- The de-identification of data is an important part of healthcare technology, especially as the use of EHRs and HIEs becomes more prominent. The HIPAA Privacy Rule states that once data has been de-identified, covered entities can use or disclose it without any limitation. The information is no longer considered PHI, and does not fall under the same regulations and restrictions as PHI.
But why would a facility need to de-identify data? What are the potential benefits of the de-identification of data? HealthITSecurity.com decided to dissect this aspect of HIPAA regulations, and explain what the de-identification process entails and how covered entities could benefit from the practice.
What is de-identification?
The de-identification of data is where identifiers are removed from PHI, which helps mitigate privacy risks to individuals. Moreover, the medical information can then be used in areas such as research, policy assessment, and comparative effectiveness studies. As explained by the Department of Health & Human Services (HHS), the Privacy Rule has two de-identification methods:
- A formal determination by a qualified expert;
- The removal of specified individual identifiers as well as absence of actual knowledge by the covered entity that the remaining information could be used alone or in combination with other information to identify the individual.
Even so, HHS cautions that once the de-identification process has taken place, there is still a small chance that the data could be linked back its corresponding individual.
“Regardless of the method by which de-identification is achieved, the Privacy Rule does not restrict the use or disclosure of de-identified health information, as it is no longer considered protected health information,” according to HHS.
What are the different types of de-identification?
The first type of de-identification is done through expert determination. A person “with appropriate knowledge of and experience” in rendering data unidentifiable will apply the necessary methods to determine that the risk to the data is small. From there, that individual will document the methods and results, proving how he or she came to the determination that the data had been de-identified.
The second method is called the “Safe Harbor” method. In this approach, a CE is permitted to consider data to be de-identified if it removes 18 types of identifiers. Some of the types of identifiers include:
- Telephone numbers
- Email addresses
- Social Security numbers
- Medical record numbers
The next stipulation in the Safe Harbor method is that the CE does not have any knowledge that the data could be used alone or in combination with other information to determine an individual’s identification from it.
“De-identified health information created following these methods is no longer protected by the Privacy Rule because it does not fall within the definition of PHI,” HHS stated. “Of course, de-identification leads to information loss which may limit the usefulness of the resulting health information in certain circumstances.”
Can you re-identify the data?
The data can go through a re-identification process. This requires a unique code be assigned to the set of de-identified health information. From there, two provisions must occur:
Derivation – The code or other means of record identification is not derived from or related to information about the individual and is not otherwise capable of being translated so as to identify the individual; and
Security – The covered entity does not use or disclose the code or other means of record identification for any other purpose, and does not disclose the mechanism for re-identification.
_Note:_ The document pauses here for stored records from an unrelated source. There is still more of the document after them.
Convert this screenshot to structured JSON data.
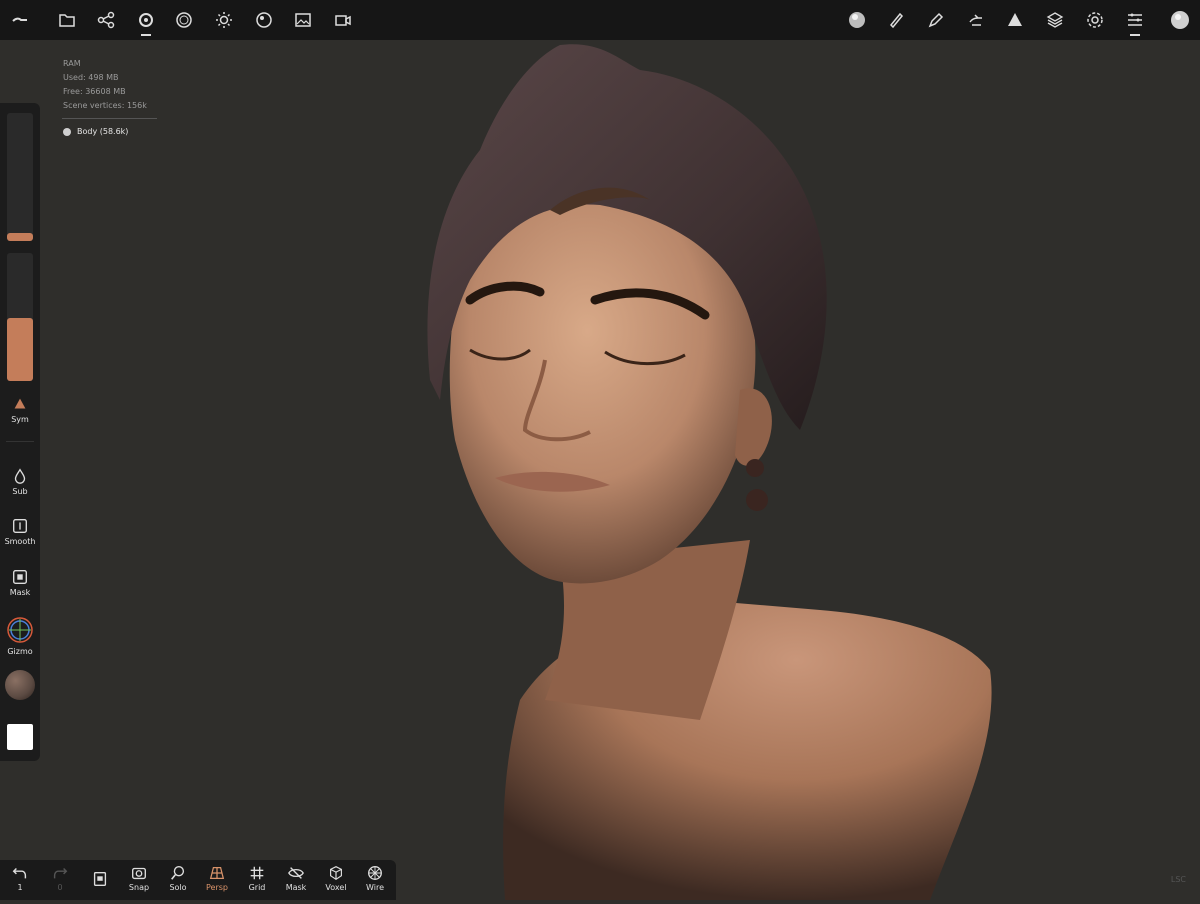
{
  "topbar": {
    "left_icons": [
      "menu-icon",
      "folder-icon",
      "share-icon",
      "scene-icon",
      "topology-icon",
      "light-icon",
      "material-icon",
      "image-icon",
      "camera-icon"
    ],
    "right_icons": [
      "matcap-sphere-icon",
      "brush-icon",
      "pen-icon",
      "hand-icon",
      "triangle-icon",
      "layers-icon",
      "settings-icon",
      "sliders-icon",
      "profile-sphere-icon"
    ]
  },
  "stats": {
    "ram": "RAM",
    "used": "Used: 498 MB",
    "free": "Free: 36608 MB",
    "scene_vertices": "Scene vertices: 156k",
    "object": "Body (58.6k)"
  },
  "left_panel": {
    "radius_fill_pct": 6,
    "intensity_fill_pct": 49,
    "sym_label": "Sym",
    "tools": [
      {
        "label": "Sub",
        "icon": "drop-icon"
      },
      {
        "label": "Smooth",
        "icon": "smooth-icon"
      },
      {
        "label": "Mask",
        "icon": "mask-icon"
      },
      {
        "label": "Gizmo",
        "icon": "gizmo-icon"
      }
    ],
    "material_color": "#5b4a42",
    "color_swatch": "#ffffff"
  },
  "bottom_bar": {
    "undo_count": "1",
    "redo_count": "0",
    "buttons": [
      {
        "label": "Snap",
        "icon": "snap-icon"
      },
      {
        "label": "Solo",
        "icon": "solo-icon"
      },
      {
        "label": "Persp",
        "icon": "perspective-icon",
        "active": true
      },
      {
        "label": "Grid",
        "icon": "grid-icon"
      },
      {
        "label": "Mask",
        "icon": "mask-visibility-icon"
      },
      {
        "label": "Voxel",
        "icon": "voxel-icon"
      },
      {
        "label": "Wire",
        "icon": "wireframe-icon"
      }
    ]
  },
  "colors": {
    "background": "#2f2e2b",
    "accent": "#c47d5a",
    "skin": "#b98466",
    "turban": "#4a3a3b"
  },
  "watermark": "LSC"
}
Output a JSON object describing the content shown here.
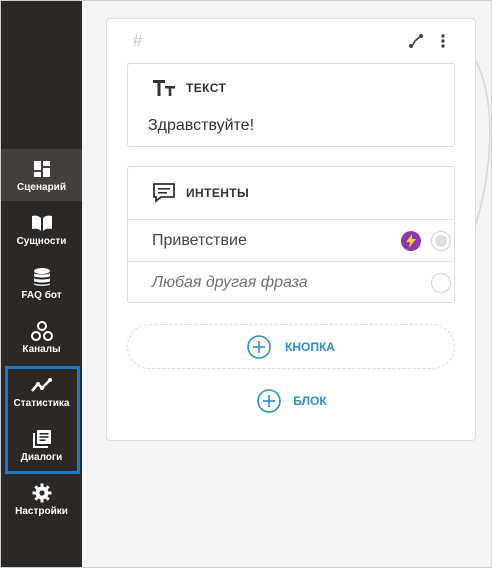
{
  "sidebar": {
    "items": [
      {
        "label": "Сценарий",
        "icon": "dashboard-icon",
        "active": true
      },
      {
        "label": "Сущности",
        "icon": "book-icon"
      },
      {
        "label": "FAQ бот",
        "icon": "database-icon"
      },
      {
        "label": "Каналы",
        "icon": "channels-icon"
      },
      {
        "label": "Статистика",
        "icon": "chart-line-icon"
      },
      {
        "label": "Диалоги",
        "icon": "dialogs-icon"
      },
      {
        "label": "Настройки",
        "icon": "gear-icon"
      }
    ],
    "highlight_color": "#1e78c8"
  },
  "block": {
    "hash": "#",
    "text_card": {
      "title": "ТЕКСТ",
      "body": "Здравствуйте!"
    },
    "intents_card": {
      "title": "ИНТЕНТЫ",
      "rows": [
        {
          "label": "Приветствие"
        },
        {
          "label": "Любая другая фраза"
        }
      ]
    },
    "add_button_label": "КНОПКА",
    "add_block_label": "БЛОК"
  },
  "colors": {
    "accent": "#2f8fc9",
    "sidebar_bg": "#2c2826",
    "bolt": "#8b3aa8"
  }
}
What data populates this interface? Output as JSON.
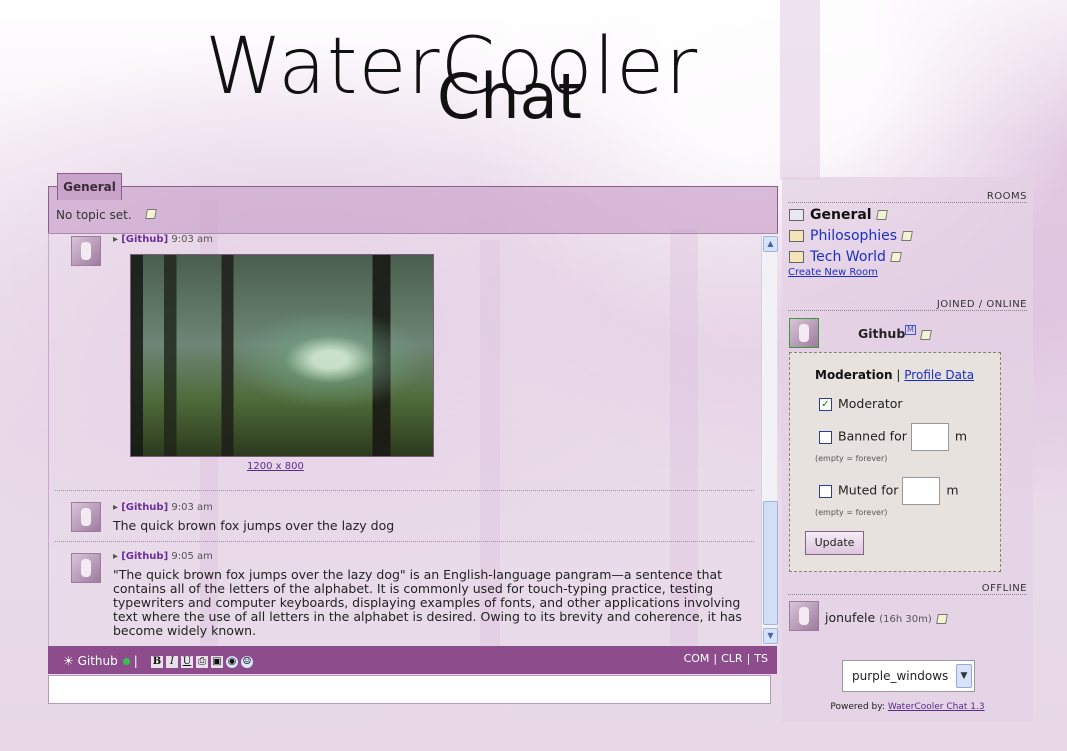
{
  "logo": {
    "line1": "WaterCooler",
    "line2": "Chat"
  },
  "room": {
    "tab_label": "General",
    "topic": "No topic set."
  },
  "messages": [
    {
      "user": "[Github]",
      "time": "9:03 am",
      "image_caption": "1200 x 800"
    },
    {
      "user": "[Github]",
      "time": "9:03 am",
      "text": "The quick brown fox jumps over the lazy dog"
    },
    {
      "user": "[Github]",
      "time": "9:05 am",
      "text": "\"The quick brown fox jumps over the lazy dog\" is an English-language pangram—a sentence that contains all of the letters of the alphabet. It is commonly used for touch-typing practice, testing typewriters and computer keyboards, displaying examples of fonts, and other applications involving text where the use of all letters in the alphabet is desired. Owing to its brevity and coherence, it has become widely known."
    }
  ],
  "toolbar": {
    "current_user": "Github",
    "separator": "|",
    "bold": "B",
    "italic": "I",
    "underline": "U",
    "right": [
      "COM",
      "CLR",
      "TS"
    ]
  },
  "sidebar": {
    "rooms_heading": "ROOMS",
    "rooms": [
      {
        "name": "General",
        "current": true
      },
      {
        "name": "Philosophies",
        "current": false
      },
      {
        "name": "Tech World",
        "current": false
      }
    ],
    "create_room": "Create New Room",
    "online_heading": "JOINED / ONLINE",
    "online_user": "Github",
    "mod_badge": "M",
    "moderation": {
      "title": "Moderation",
      "separator": "|",
      "profile_link": "Profile Data",
      "moderator_label": "Moderator",
      "moderator_checked": true,
      "banned_label": "Banned for",
      "muted_label": "Muted for",
      "unit": "m",
      "hint": "(empty = forever)",
      "update_button": "Update"
    },
    "offline_heading": "OFFLINE",
    "offline_user": "jonufele",
    "offline_time": "(16h 30m)",
    "theme": "purple_windows",
    "powered_by": "Powered by:",
    "powered_link": "WaterCooler Chat 1.3"
  },
  "colors": {
    "toolbar": "#8d4d8d",
    "accent": "#c9a3c9",
    "link": "#1a2fc4",
    "status_online": "#37c24a"
  }
}
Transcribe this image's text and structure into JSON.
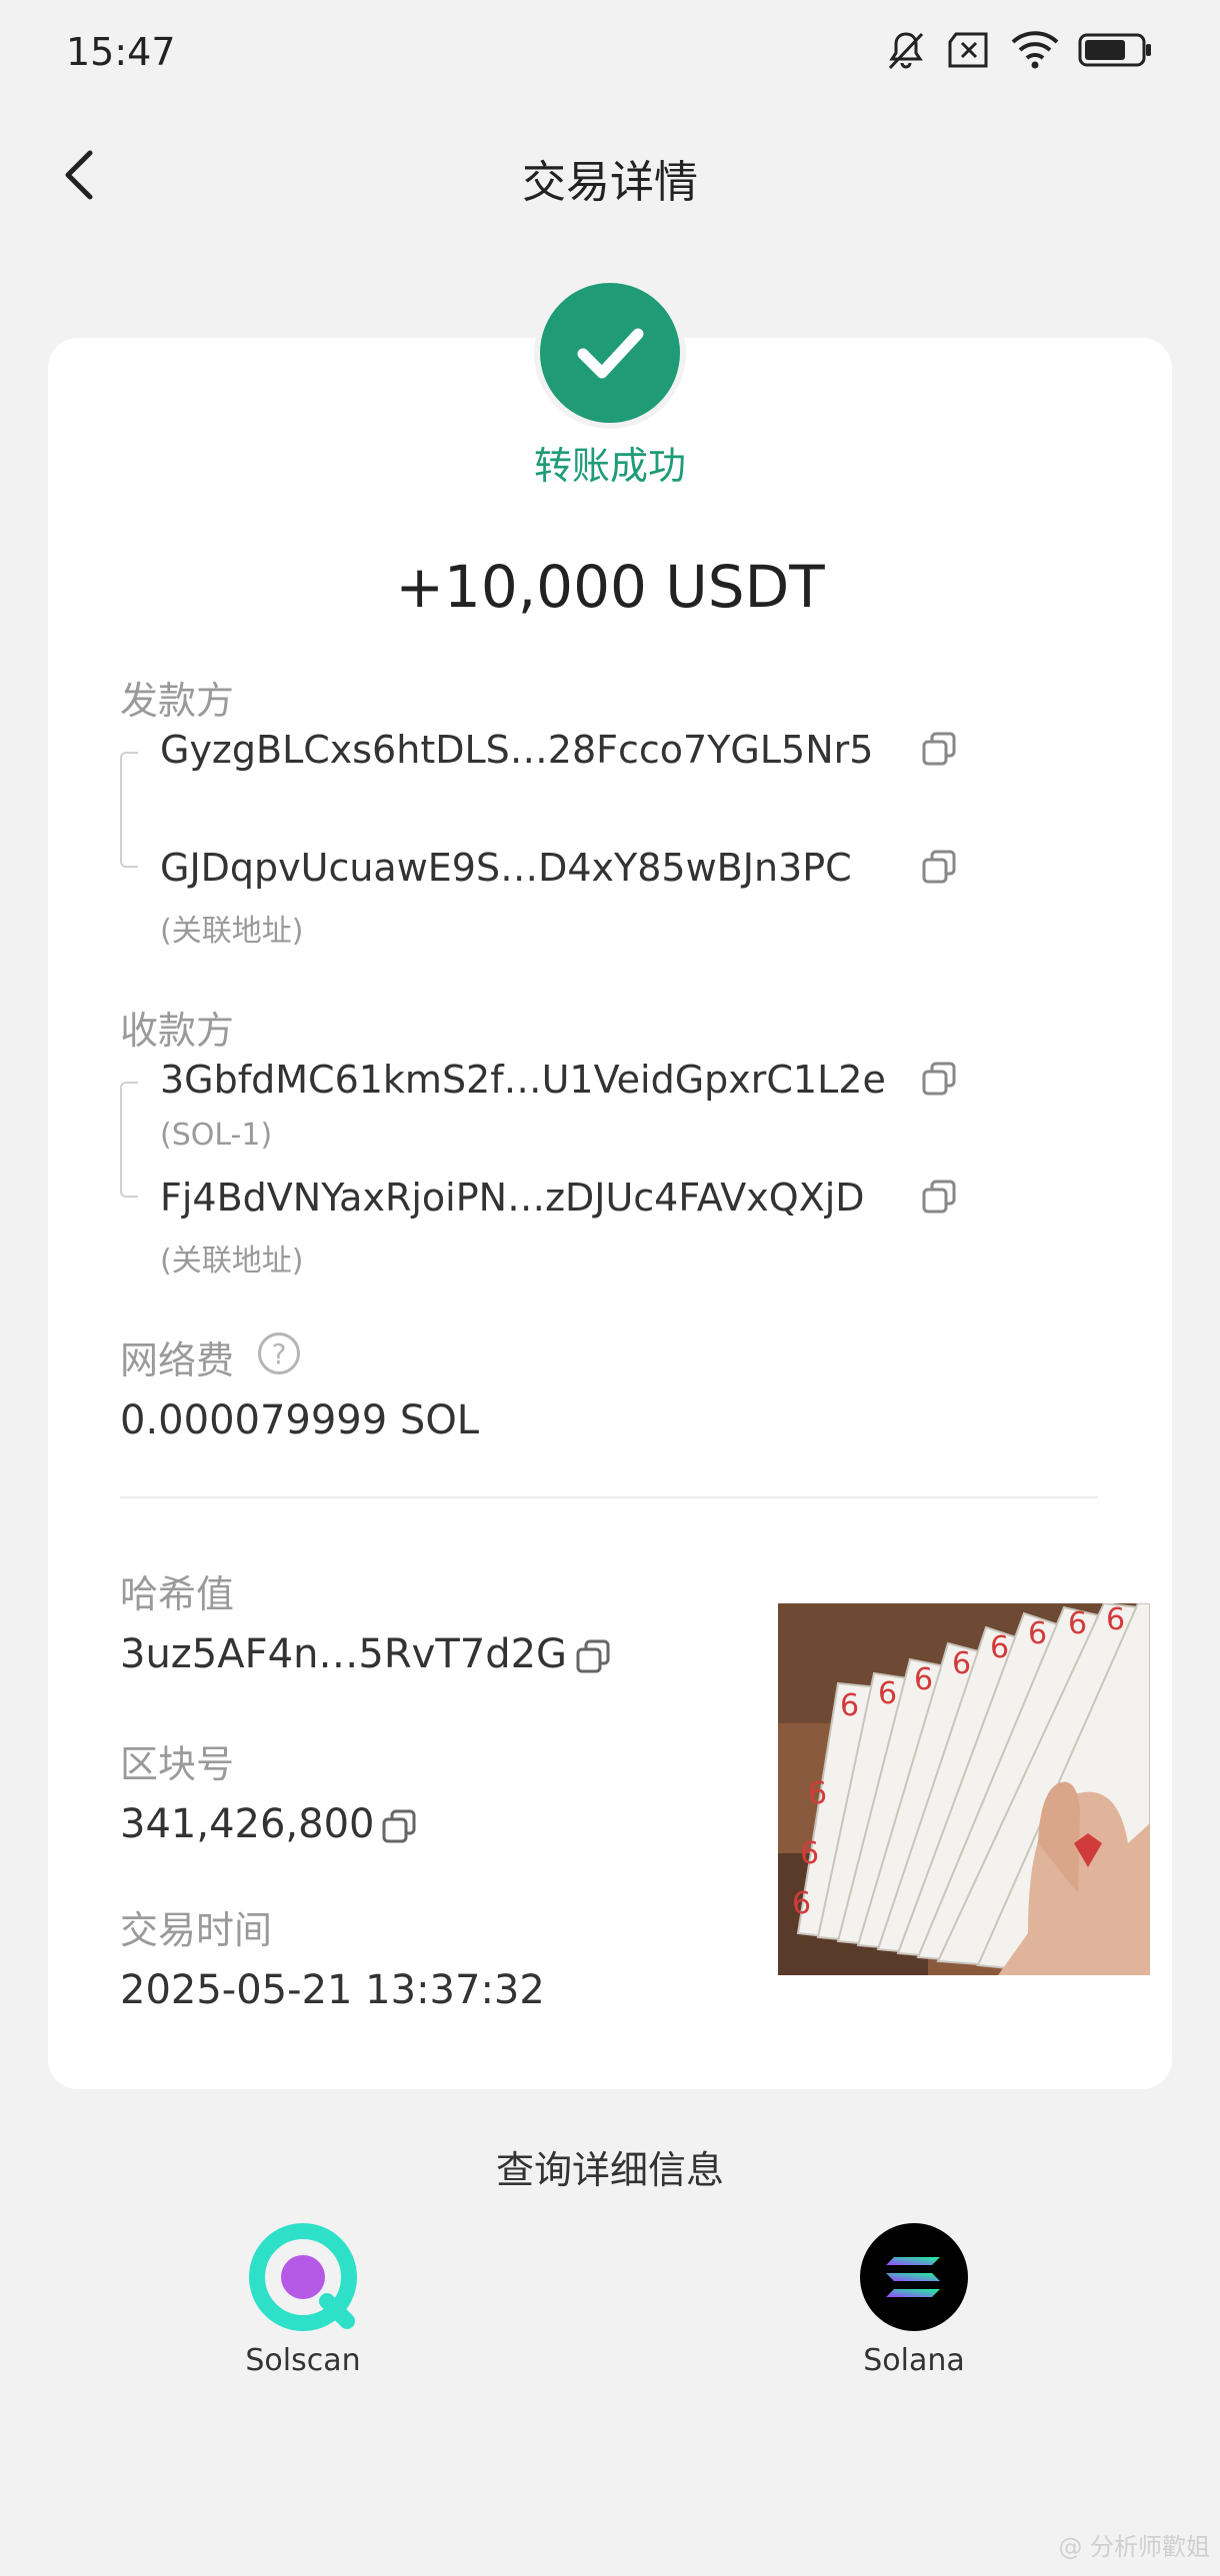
{
  "status_bar": {
    "time": "15:47",
    "icons": [
      "bell-muted-icon",
      "sim-x-icon",
      "wifi-icon",
      "battery-icon"
    ]
  },
  "header": {
    "title": "交易详情",
    "back_icon": "chevron-left-icon"
  },
  "transaction": {
    "status_text": "转账成功",
    "status_color": "#1f9b76",
    "amount": "+10,000 USDT",
    "sender": {
      "label": "发款方",
      "address_1": "GyzgBLCxs6htDLS…28Fcco7YGL5Nr5",
      "address_2": "GJDqpvUcuawE9S…D4xY85wBJn3PC",
      "address_2_note": "(关联地址)"
    },
    "receiver": {
      "label": "收款方",
      "address_1": "3GbfdMC61kmS2f…U1VeidGpxrC1L2e",
      "address_1_note": "(SOL-1)",
      "address_2": "Fj4BdVNYaxRjoiPN…zDJUc4FAVxQXjD",
      "address_2_note": "(关联地址)"
    },
    "fee": {
      "label": "网络费",
      "help": "?",
      "value": "0.000079999 SOL"
    },
    "hash": {
      "label": "哈希值",
      "value": "3uz5AF4n…5RvT7d2G"
    },
    "block": {
      "label": "区块号",
      "value": "341,426,800"
    },
    "time": {
      "label": "交易时间",
      "value": "2025-05-21 13:37:32"
    }
  },
  "query": {
    "title": "查询详细信息",
    "explorers": [
      {
        "label": "Solscan",
        "icon": "solscan-logo-icon",
        "color": "#2fe0c8"
      },
      {
        "label": "Solana",
        "icon": "solana-logo-icon",
        "color": "#000000"
      }
    ]
  },
  "watermark": "@ 分析师歡姐"
}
Why would a CE de-identify data?
As mentioned earlier, there are several reasons why a CE would want to de-identify certain information. By removing certain personal identifiers, the data is no longer considered PHI, and can therefore be used in many other situations. For example, certain types of research or comparative studies could benefit from medical information. But to ensure the identify of individuals remains hidden, specific pieces of information could be removed.
The examples below show how an individual expert could de-identify data. The first table shows PHI and the second has had some identifiers removed.
The second table shows suppressed patient values. Suppression can be used on individual records if they are deemed too risky to share, or if a particular record is found to be distinguishable. For example, an individual in a specific zip code who makes $200,000 per year could be easily identifiable, especially if the majority of other residents make significantly less.
Other methods in removing data are generalization and perturbation. Generalization is where data is abbreviated, such as removing numbers in a zip code or changing patient ages from a specific number to age ranges (i.e. 25 to 35 instead of 27 year-old).
Perturbation replaces specific values with new, also specific values. For example, a patient’s age could actually be 16, but after the de-identification it is within two years of that age. This approach is often used to maintain statistical properties about the original data, such as mean or variance, according to HHS.
“Using such methods, the expert will prove that the likelihood an undesirable event (e.g., future identification of an individual) will occur is very small,” HHS explained.
The future of de-identification
Health data sharing is becoming an increasingly popular topic. More companies want to further genetic research in order to find cures for diseases or new treatment methods. However, it is critical that CEs remain HIPAA compliant throughout the entire process. Whether an organization wants to assist in research or compile comparative data for its own uses, the de-identification of data is essential in keeping patient information as secure as possible.